About 90% of incinerators treating MSW use grate incinerators because of their simplicity and ability to handle a wide range of waste particle sizes. Grate incinerators are also used for commercial and industrial nonhazard­ous waste. This type of incinerator contains (a) a waste feeder unit, (b) incin­erator grate on which waste materials are placed, (c) incinerator chamber, (d) incinerator air duct system, (e) auxiliary burner, and (f) bottom ash dis­charger [13].

6.5.1.1 Rotary Kilns

The rotary kiln consists of a cylindrical vessel slightly inclined on its hori­zontal axis. The vessel is usually located on rollers, allowing the kiln to rotate or oscillate around its axis. Solid, liquid, gaseous, or sludge waste is conveyed through the kiln as it rotates. For most fluids, direct injection is preferred. Rotary kilns are used more for hazardous and clinical wastes and less for MSW. Although the rotary kiln is normally operated at 850°C, the temperature can vary from 500°C (as a gasifier) to 1,450°C for an ash-melting kiln [7]. For hazardous waste, the kiln is operated between 900-1,200°C. The residence time in the kiln normally varies between 30 to 90 minutes. For complete destruction of toxic compounds, a postcombustion chamber may be required [7, 11].

6.5.1.2 Fluidized Beds

For RDF, sewage sludge, and finely divided waste, fluidized bed incin­erators are widely used. These types of incinerators are normally used for large-scale operations. Various types of fluidized bed—stationary, bubbling (atmospheric or pressurized), rotating, or circulating—have been used in industrial practice. These fluidized beds differ in gas velocities, the design of the nozzle plate, and their internal design. The waste is injected from the top in an inert sand or ash fluidized bed (by air) which is preheated at the desired level [15]. Sometimes the waste is fluidized by simple injection of air (no inert solids) through holes in the bed plate. The inert solids provide a better heat transfer to the waste. For most waste, the space above the bed is kept at 850-950°C and the temperature of the bed is kept around 650°C [7]. A fluidized bed combustor generally gives uniform temperature and oxygen concentration distributions as well as more stable operation due to a high level of mixing within the bed.
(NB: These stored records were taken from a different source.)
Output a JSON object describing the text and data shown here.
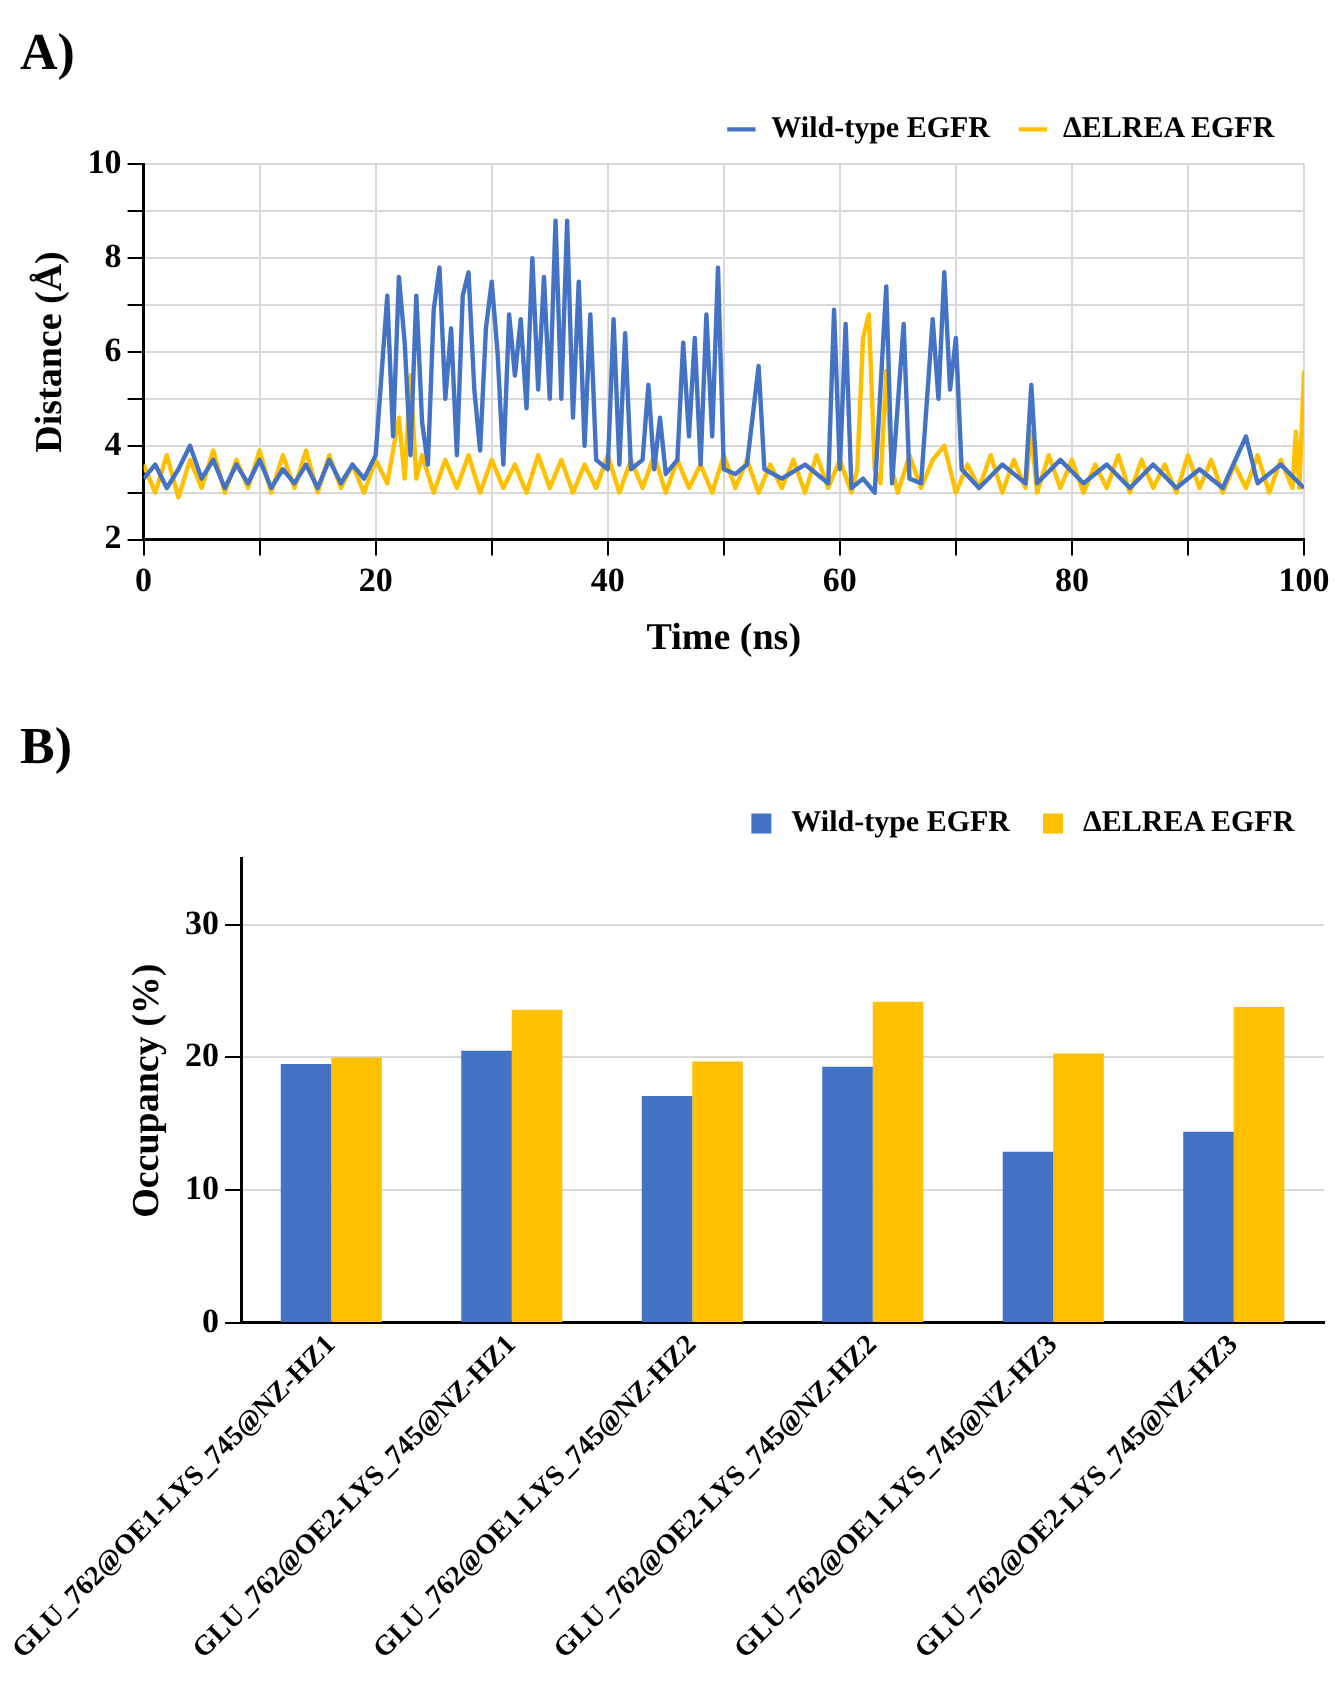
{
  "chart_data": [
    {
      "type": "line",
      "title": "A)",
      "xlabel": "Time (ns)",
      "ylabel": "Distance (Å)",
      "xlim": [
        0,
        100
      ],
      "xticks": [
        0,
        {
          "value": 10,
          "label": null
        },
        20,
        {
          "value": 30,
          "label": null
        },
        40,
        {
          "value": 50,
          "label": null
        },
        60,
        {
          "value": 70,
          "label": null
        },
        80,
        {
          "value": 90,
          "label": null
        },
        100
      ],
      "ylim": [
        2,
        10
      ],
      "yticks": [
        2,
        {
          "value": 3,
          "label": null
        },
        4,
        {
          "value": 5,
          "label": null
        },
        6,
        {
          "value": 7,
          "label": null
        },
        8,
        {
          "value": 9,
          "label": null
        },
        10
      ],
      "grid": true,
      "legend": "top right",
      "marker": "none",
      "line_style": "solid",
      "series": [
        {
          "name": "Wild-type EGFR",
          "color": "#4472c4",
          "x": [
            0,
            1,
            2,
            3,
            4,
            5,
            6,
            7,
            8,
            9,
            10,
            11,
            12,
            13,
            14,
            15,
            16,
            17,
            18,
            19,
            20,
            20.5,
            21,
            21.5,
            22,
            22.5,
            23,
            23.5,
            24,
            24.5,
            25,
            25.5,
            26,
            26.5,
            27,
            27.5,
            28,
            28.5,
            29,
            29.5,
            30,
            30.5,
            31,
            31.5,
            32,
            32.5,
            33,
            33.5,
            34,
            34.5,
            35,
            35.5,
            36,
            36.5,
            37,
            37.5,
            38,
            38.5,
            39,
            40,
            40.5,
            41,
            41.5,
            42,
            43,
            43.5,
            44,
            44.5,
            45,
            46,
            46.5,
            47,
            47.5,
            48,
            48.5,
            49,
            49.5,
            50,
            51,
            52,
            53,
            53.5,
            55,
            57,
            59,
            59.5,
            60,
            60.5,
            61,
            62,
            63,
            64,
            64.5,
            65.5,
            66,
            67,
            68,
            68.5,
            69,
            69.5,
            70,
            70.5,
            72,
            74,
            76,
            76.5,
            77,
            79,
            81,
            83,
            85,
            87,
            89,
            91,
            93,
            95,
            96,
            98,
            100
          ],
          "values": [
            3.3,
            3.6,
            3.1,
            3.5,
            4.0,
            3.3,
            3.7,
            3.1,
            3.6,
            3.2,
            3.7,
            3.1,
            3.5,
            3.2,
            3.6,
            3.1,
            3.7,
            3.2,
            3.6,
            3.3,
            3.8,
            5.5,
            7.2,
            4.2,
            7.6,
            6.2,
            3.8,
            7.2,
            4.5,
            3.6,
            6.9,
            7.8,
            5.0,
            6.5,
            3.8,
            7.2,
            7.7,
            5.2,
            3.9,
            6.5,
            7.5,
            6.0,
            3.6,
            6.8,
            5.5,
            6.7,
            4.8,
            8.0,
            5.2,
            7.6,
            5.0,
            8.8,
            5.0,
            8.8,
            4.6,
            7.5,
            4.0,
            6.8,
            3.7,
            3.5,
            6.7,
            3.6,
            6.4,
            3.5,
            3.7,
            5.3,
            3.5,
            4.6,
            3.4,
            3.7,
            6.2,
            4.2,
            6.3,
            3.6,
            6.8,
            4.2,
            7.8,
            3.5,
            3.4,
            3.6,
            5.7,
            3.5,
            3.3,
            3.6,
            3.2,
            6.9,
            3.5,
            6.6,
            3.1,
            3.3,
            3.0,
            7.4,
            3.2,
            6.6,
            3.3,
            3.2,
            6.7,
            5.0,
            7.7,
            5.2,
            6.3,
            3.5,
            3.1,
            3.6,
            3.2,
            5.3,
            3.2,
            3.7,
            3.2,
            3.6,
            3.1,
            3.6,
            3.1,
            3.5,
            3.1,
            4.2,
            3.2,
            3.6,
            3.1
          ]
        },
        {
          "name": "ΔELREA EGFR",
          "color": "#ffc000",
          "x": [
            0,
            1,
            2,
            3,
            4,
            5,
            6,
            7,
            8,
            9,
            10,
            11,
            12,
            13,
            14,
            15,
            16,
            17,
            18,
            19,
            20,
            21,
            22,
            22.5,
            23,
            23.5,
            24,
            25,
            26,
            27,
            28,
            29,
            30,
            31,
            32,
            33,
            34,
            35,
            36,
            37,
            38,
            39,
            40,
            41,
            42,
            43,
            44,
            45,
            46,
            47,
            48,
            49,
            50,
            51,
            52,
            53,
            54,
            55,
            56,
            57,
            58,
            59,
            60,
            61,
            61.5,
            62,
            62.5,
            63,
            63.5,
            64,
            64.5,
            65,
            66,
            67,
            68,
            69,
            70,
            71,
            72,
            73,
            74,
            75,
            76,
            76.5,
            77,
            78,
            79,
            80,
            81,
            82,
            83,
            84,
            85,
            86,
            87,
            88,
            89,
            90,
            91,
            92,
            93,
            94,
            95,
            96,
            97,
            98,
            99,
            99.3,
            99.6,
            100
          ],
          "values": [
            3.6,
            3.0,
            3.8,
            2.9,
            3.7,
            3.1,
            3.9,
            3.0,
            3.7,
            3.1,
            3.9,
            3.0,
            3.8,
            3.1,
            3.9,
            3.0,
            3.8,
            3.1,
            3.6,
            3.0,
            3.7,
            3.2,
            4.6,
            3.3,
            5.5,
            3.3,
            3.8,
            3.0,
            3.7,
            3.1,
            3.8,
            3.0,
            3.7,
            3.1,
            3.6,
            3.0,
            3.8,
            3.1,
            3.7,
            3.0,
            3.6,
            3.1,
            3.8,
            3.0,
            3.7,
            3.1,
            3.8,
            3.0,
            3.7,
            3.1,
            3.6,
            3.0,
            3.8,
            3.1,
            3.7,
            3.0,
            3.6,
            3.1,
            3.7,
            3.0,
            3.8,
            3.1,
            3.7,
            3.0,
            3.5,
            6.3,
            6.8,
            3.5,
            3.2,
            5.6,
            3.5,
            3.0,
            3.8,
            3.1,
            3.7,
            4.0,
            3.0,
            3.6,
            3.1,
            3.8,
            3.0,
            3.7,
            3.1,
            4.3,
            3.0,
            3.8,
            3.1,
            3.7,
            3.0,
            3.6,
            3.1,
            3.8,
            3.0,
            3.7,
            3.1,
            3.6,
            3.0,
            3.8,
            3.1,
            3.7,
            3.0,
            3.6,
            3.1,
            3.8,
            3.0,
            3.7,
            3.1,
            4.3,
            3.1,
            5.6
          ]
        }
      ]
    },
    {
      "type": "bar",
      "title": "B)",
      "ylabel": "Occupancy (%)",
      "categories": [
        "GLU_762@OE1-LYS_745@NZ-HZ1",
        "GLU_762@OE2-LYS_745@NZ-HZ1",
        "GLU_762@OE1-LYS_745@NZ-HZ2",
        "GLU_762@OE2-LYS_745@NZ-HZ2",
        "GLU_762@OE1-LYS_745@NZ-HZ3",
        "GLU_762@OE2-LYS_745@NZ-HZ3"
      ],
      "ylim": [
        0,
        35
      ],
      "yticks": [
        0,
        10,
        20,
        30
      ],
      "grid": "y",
      "legend": "top right",
      "series": [
        {
          "name": "Wild-type EGFR",
          "color": "#4472c4",
          "values": [
            19.5,
            20.5,
            17.1,
            19.3,
            12.9,
            14.4
          ]
        },
        {
          "name": "ΔELREA EGFR",
          "color": "#ffc000",
          "values": [
            20.0,
            23.6,
            19.7,
            24.2,
            20.3,
            23.8
          ]
        }
      ]
    }
  ]
}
A fluidized bed generally operates with waste particle size of 50 mm. For heterogeneous waste, this may require a pretreatment and sizing step that may add to the overall cost. For a rotating fluidized bed, a particle size of 200-300 mm [16] is possible due to additional mixing caused by the bed rota­tion. The unburned waste and ash in a fluidized bed incinerator are removed at the bottom of the reactor [11, 13]. The combustion heat can be either cap­tured by an internal device, at the exit, or both together.